Il Teatro di Pompeo

febbraio 18, 2020


Uno dei casi più interessanti di continuità urbanistica tra la Roma antica e quella moderna si può osservare a Piazza di Grotta Pinta, a due passi da Campo de’ Fiori. Qui l’andamento a semicerchio delle case segna e conserva, in maniera perfetta, la curva interna del Teatro di Pompeo, il primo a Roma a essere costruito completamente in muratura. Ma in realtà, esiste un modo più “gustoso” per scoprire ciò che rimane dell’antico edificio ed è quello di sedersi comodamente a cena in uno dei ristoranti che si affacciano tra la Piazza del Biscione e la Piazzetta del Paradiso.


Tutti questi locali, infatti, sono in parte ricavati nei resti dei cunei che sorreggevano le gradinate del teatro. E l’impressione che se ne trae, assaporando le portate tra due chiacchiere e un sorso di vino, è quella di trovarsi in romantiche grotte, se non fosse che qua e là si scorge l’opera reticolata, il particolare paramento murario a piccole piramidi tronche di tufo, che qui venne utilizzato per la prima volta. Come abbiamo accennato, si trattava del più antico teatro stabile a Roma in quanto, fino alla tarda età repubblicana, leggi severe ne impedivano la costruzione.
 

Questo genere di edifici pubblici, strano a dirsi erano, inizialmente, ritenuti “inutili e dannosi per i costumi della città” e visti con sospetto dalla classe senatoria. Fino a quello di Pompeo ci si limitò, dunque, a strutture di legno, temporanee, che venivano smontate alla fine degli spettacoli. Per costruire il suo, l’ingegnoso generale romano escogitò uno stratagemma, aggirando magnificamente i divieti vigenti: fece innalzare, sulla sommità del teatro, un grande tempio dedicato a Venere Vincitrice (oggi inglobato da Palazzo Righetti) e ricorse al pretesto che la cavea costituisse solo una gradinata per potervi accedere. 

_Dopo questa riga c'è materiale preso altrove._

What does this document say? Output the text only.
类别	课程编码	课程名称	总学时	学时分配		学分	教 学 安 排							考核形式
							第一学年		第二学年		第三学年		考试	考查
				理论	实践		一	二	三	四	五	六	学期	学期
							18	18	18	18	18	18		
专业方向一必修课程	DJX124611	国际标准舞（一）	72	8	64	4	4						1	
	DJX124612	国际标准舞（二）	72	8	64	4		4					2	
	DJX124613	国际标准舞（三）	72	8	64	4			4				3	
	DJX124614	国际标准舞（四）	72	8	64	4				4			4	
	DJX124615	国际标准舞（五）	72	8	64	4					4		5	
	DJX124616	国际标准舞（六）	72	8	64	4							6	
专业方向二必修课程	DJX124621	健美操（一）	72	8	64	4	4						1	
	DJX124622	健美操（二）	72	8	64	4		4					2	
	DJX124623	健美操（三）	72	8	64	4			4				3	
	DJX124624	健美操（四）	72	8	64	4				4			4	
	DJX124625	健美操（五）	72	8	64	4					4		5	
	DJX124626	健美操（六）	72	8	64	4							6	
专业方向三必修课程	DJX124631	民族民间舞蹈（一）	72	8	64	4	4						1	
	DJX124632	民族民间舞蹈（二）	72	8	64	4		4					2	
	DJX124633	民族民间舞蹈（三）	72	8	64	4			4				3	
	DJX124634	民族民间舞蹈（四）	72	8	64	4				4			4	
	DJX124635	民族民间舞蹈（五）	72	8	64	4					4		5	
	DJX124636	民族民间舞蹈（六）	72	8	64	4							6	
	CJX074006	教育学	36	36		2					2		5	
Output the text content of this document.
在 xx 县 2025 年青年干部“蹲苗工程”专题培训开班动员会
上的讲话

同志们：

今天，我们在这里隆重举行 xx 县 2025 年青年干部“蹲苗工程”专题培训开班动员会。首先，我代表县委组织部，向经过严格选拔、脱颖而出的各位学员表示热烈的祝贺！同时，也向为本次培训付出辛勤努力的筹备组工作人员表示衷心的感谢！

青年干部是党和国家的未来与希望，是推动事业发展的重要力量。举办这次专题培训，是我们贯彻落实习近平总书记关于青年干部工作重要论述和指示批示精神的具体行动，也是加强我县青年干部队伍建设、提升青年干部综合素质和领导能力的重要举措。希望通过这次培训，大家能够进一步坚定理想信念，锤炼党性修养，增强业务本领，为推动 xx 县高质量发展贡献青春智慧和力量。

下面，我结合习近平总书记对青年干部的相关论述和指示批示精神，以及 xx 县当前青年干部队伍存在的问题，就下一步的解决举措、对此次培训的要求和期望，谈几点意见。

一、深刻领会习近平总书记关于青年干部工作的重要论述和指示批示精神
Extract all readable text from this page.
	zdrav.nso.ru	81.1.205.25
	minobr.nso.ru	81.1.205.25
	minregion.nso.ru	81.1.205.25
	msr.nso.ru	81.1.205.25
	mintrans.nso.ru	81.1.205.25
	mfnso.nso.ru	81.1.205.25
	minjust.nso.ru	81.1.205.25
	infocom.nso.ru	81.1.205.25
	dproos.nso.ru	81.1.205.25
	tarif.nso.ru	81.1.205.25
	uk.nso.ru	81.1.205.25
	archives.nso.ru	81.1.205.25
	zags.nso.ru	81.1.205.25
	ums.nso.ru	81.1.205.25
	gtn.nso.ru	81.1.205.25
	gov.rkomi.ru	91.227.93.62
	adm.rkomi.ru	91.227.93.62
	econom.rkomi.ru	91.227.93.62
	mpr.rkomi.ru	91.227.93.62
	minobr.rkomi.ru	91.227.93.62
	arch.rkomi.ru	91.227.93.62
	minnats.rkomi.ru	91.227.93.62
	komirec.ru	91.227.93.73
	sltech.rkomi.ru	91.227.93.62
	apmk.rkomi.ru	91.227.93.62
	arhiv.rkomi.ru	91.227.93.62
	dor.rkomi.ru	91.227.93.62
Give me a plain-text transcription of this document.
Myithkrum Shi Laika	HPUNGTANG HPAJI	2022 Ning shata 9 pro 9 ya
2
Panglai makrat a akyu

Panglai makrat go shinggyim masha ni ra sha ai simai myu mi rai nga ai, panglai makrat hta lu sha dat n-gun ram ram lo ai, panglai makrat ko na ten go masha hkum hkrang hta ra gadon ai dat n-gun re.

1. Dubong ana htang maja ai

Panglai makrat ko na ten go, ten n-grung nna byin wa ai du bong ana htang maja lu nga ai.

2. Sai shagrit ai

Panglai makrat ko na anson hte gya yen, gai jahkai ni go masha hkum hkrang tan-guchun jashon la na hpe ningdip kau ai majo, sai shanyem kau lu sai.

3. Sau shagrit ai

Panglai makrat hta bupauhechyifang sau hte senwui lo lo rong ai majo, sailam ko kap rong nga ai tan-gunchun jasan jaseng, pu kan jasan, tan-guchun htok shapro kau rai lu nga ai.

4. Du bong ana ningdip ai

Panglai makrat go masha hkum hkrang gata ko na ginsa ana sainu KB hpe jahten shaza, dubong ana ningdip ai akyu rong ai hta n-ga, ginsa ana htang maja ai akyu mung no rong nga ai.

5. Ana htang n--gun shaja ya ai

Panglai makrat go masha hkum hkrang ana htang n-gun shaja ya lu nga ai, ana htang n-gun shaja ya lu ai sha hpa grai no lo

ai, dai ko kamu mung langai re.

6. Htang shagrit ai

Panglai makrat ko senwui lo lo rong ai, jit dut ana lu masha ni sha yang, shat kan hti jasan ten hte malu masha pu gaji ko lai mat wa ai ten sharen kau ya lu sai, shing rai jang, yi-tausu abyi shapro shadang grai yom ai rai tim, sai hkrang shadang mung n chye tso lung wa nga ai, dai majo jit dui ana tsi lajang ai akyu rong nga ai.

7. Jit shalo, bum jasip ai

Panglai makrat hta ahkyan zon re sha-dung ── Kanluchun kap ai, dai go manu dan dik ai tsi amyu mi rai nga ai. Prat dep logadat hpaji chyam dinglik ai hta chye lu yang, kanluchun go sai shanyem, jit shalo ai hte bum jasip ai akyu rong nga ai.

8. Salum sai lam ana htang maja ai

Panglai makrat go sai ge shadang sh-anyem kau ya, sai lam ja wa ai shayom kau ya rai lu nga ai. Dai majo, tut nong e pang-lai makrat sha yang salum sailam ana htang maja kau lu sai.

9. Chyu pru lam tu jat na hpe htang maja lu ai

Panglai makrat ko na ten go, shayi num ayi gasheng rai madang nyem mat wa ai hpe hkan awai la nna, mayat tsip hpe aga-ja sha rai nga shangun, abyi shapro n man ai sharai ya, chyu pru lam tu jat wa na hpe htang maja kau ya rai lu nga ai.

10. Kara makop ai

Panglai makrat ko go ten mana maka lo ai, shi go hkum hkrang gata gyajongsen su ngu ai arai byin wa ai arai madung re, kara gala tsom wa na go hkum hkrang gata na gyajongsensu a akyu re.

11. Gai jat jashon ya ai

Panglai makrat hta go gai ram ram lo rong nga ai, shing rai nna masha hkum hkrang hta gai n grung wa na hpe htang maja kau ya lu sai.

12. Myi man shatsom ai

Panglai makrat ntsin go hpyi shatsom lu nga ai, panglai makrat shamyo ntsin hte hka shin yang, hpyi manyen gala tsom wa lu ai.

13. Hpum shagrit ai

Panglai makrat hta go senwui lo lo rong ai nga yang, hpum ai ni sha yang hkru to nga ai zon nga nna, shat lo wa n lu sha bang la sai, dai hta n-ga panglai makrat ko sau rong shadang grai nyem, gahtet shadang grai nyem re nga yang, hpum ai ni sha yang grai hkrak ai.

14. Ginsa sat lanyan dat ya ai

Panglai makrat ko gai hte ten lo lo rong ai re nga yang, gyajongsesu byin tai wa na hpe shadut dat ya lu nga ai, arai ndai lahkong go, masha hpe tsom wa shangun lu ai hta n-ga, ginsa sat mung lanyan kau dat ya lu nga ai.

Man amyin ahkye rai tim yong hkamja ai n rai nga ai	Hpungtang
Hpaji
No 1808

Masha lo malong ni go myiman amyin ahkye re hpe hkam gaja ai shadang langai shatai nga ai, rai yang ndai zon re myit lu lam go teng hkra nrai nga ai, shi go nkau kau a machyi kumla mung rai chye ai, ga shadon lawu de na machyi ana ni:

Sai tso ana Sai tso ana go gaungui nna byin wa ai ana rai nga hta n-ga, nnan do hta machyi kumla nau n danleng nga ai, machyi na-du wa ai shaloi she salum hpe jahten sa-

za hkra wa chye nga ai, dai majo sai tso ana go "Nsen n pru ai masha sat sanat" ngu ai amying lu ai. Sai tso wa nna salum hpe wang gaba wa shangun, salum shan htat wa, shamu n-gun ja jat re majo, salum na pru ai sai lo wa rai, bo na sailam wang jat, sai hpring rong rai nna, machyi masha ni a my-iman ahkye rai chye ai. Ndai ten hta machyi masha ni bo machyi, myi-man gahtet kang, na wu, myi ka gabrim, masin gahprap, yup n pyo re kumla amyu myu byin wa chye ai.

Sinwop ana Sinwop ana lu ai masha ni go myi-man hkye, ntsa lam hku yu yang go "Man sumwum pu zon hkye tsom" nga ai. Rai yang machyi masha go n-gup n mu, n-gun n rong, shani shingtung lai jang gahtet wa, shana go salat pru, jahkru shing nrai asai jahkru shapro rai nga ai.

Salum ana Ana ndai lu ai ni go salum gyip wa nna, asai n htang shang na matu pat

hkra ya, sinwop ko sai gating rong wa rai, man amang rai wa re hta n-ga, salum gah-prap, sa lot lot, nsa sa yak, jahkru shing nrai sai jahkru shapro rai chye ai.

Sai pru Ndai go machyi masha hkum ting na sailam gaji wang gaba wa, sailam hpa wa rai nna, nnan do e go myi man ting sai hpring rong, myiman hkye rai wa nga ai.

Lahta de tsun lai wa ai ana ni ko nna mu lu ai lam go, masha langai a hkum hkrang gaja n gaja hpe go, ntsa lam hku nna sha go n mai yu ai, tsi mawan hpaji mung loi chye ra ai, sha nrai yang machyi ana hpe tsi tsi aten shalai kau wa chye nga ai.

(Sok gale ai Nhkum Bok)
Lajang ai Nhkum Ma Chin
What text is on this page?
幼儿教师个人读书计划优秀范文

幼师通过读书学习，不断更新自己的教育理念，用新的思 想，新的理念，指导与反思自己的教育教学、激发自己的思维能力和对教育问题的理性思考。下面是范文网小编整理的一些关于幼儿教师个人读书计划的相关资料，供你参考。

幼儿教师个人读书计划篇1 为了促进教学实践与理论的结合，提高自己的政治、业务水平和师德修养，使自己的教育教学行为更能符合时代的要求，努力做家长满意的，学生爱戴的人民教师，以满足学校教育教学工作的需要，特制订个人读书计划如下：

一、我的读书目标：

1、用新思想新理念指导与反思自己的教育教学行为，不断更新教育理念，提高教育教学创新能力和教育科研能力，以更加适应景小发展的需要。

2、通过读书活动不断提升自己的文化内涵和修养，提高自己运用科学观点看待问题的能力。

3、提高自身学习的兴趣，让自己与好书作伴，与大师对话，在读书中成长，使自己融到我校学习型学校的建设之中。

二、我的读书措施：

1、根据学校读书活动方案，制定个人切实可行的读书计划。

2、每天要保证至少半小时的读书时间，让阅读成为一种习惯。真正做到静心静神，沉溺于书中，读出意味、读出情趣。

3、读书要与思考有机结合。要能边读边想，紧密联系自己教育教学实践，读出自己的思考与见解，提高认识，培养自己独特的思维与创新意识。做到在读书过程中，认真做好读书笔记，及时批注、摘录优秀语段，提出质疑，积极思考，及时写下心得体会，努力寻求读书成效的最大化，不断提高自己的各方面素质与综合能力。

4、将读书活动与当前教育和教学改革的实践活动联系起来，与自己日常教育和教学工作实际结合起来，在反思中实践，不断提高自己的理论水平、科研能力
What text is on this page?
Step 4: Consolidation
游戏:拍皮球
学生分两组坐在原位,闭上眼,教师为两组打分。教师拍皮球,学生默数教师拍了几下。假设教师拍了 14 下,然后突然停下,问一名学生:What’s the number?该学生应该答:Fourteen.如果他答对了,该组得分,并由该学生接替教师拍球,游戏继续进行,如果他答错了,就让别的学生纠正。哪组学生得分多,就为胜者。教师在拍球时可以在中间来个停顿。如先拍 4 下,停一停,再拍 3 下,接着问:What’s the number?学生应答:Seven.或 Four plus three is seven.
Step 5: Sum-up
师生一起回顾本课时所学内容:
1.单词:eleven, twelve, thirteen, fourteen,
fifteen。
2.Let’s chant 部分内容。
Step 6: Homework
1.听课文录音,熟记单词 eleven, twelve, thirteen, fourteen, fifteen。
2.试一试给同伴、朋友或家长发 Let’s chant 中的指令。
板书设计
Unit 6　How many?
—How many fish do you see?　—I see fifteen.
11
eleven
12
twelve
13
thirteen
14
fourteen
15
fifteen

La Torre Arpacata a Campo de' Fiori inglobata nel Palazzo Righetti-Orsini
In questo modo Roma ebbe il suo primo teatro stabile, che venne solennemente inaugurato nel 55 a.C., su un’area vastissima, una delle tante di proprietà dello stesso Pompeo. Delle sue rovine, l’abbiamo visto, oggi resta ben poco, ma grazie ad alcuni frammenti della Forma Urbis (la grande pianta marmorea della città risalente all'epoca di Settimio Severo) ne conosciamo perfettamente la planimetria e le misure. Aveva un diametro di 150 metri e poteva contenere fino a 17.580 spettatori, secondo i Cataloghi Regionari, 40.000 (forse un po’ troppi) stando a Plinio il Vecchio. Dagli antichi è ricordato come una delle meraviglie di Roma, adorno di splendide statue, tra cui quattordici realizzate da un certo Caponio, abile e rinomato artista dell’epoca, che rappresentavano i popoli sottomessi da Pompeo. Annesso al teatro era poi un portico immenso, che partendo da dietro la scena, pressappoco lungo l’odierna via dei Chiavari, giungeva fino all’”Area sacra” di Largo Argentina.


Qui si apriva una grande esedra rettangolare, ancora in parte visibile dietro il Tempio della Fortuna, utilizzata come Curia per le riunioni del Senato. Fu proprio in questo luogo che si consumò, alle Idi di Marzo del 44 a.C., il più celebre assassinio della storia di Roma antica, quello di Giulio Cesare. Il grande dittatore cadde trafitto da ventitré pugnalate, proprio davanti alla statua di Pompeo che, per contro, è ancora in piedi e oggi svetta tra i saloni di Palazzo Spada, in piazza Capodiferro. Ah se potesse parlare! Una sua copia, invece, si trova all'interno di uno degli edifici costruiti proprio sui resti della Curia, a ricordarne l’antica ubicazione.

Copia della Statua di Pompeo nel cortile interno dell'edificio in via Monti della Farina 19

(Gabriella Serio - I tesori nascosti di Roma)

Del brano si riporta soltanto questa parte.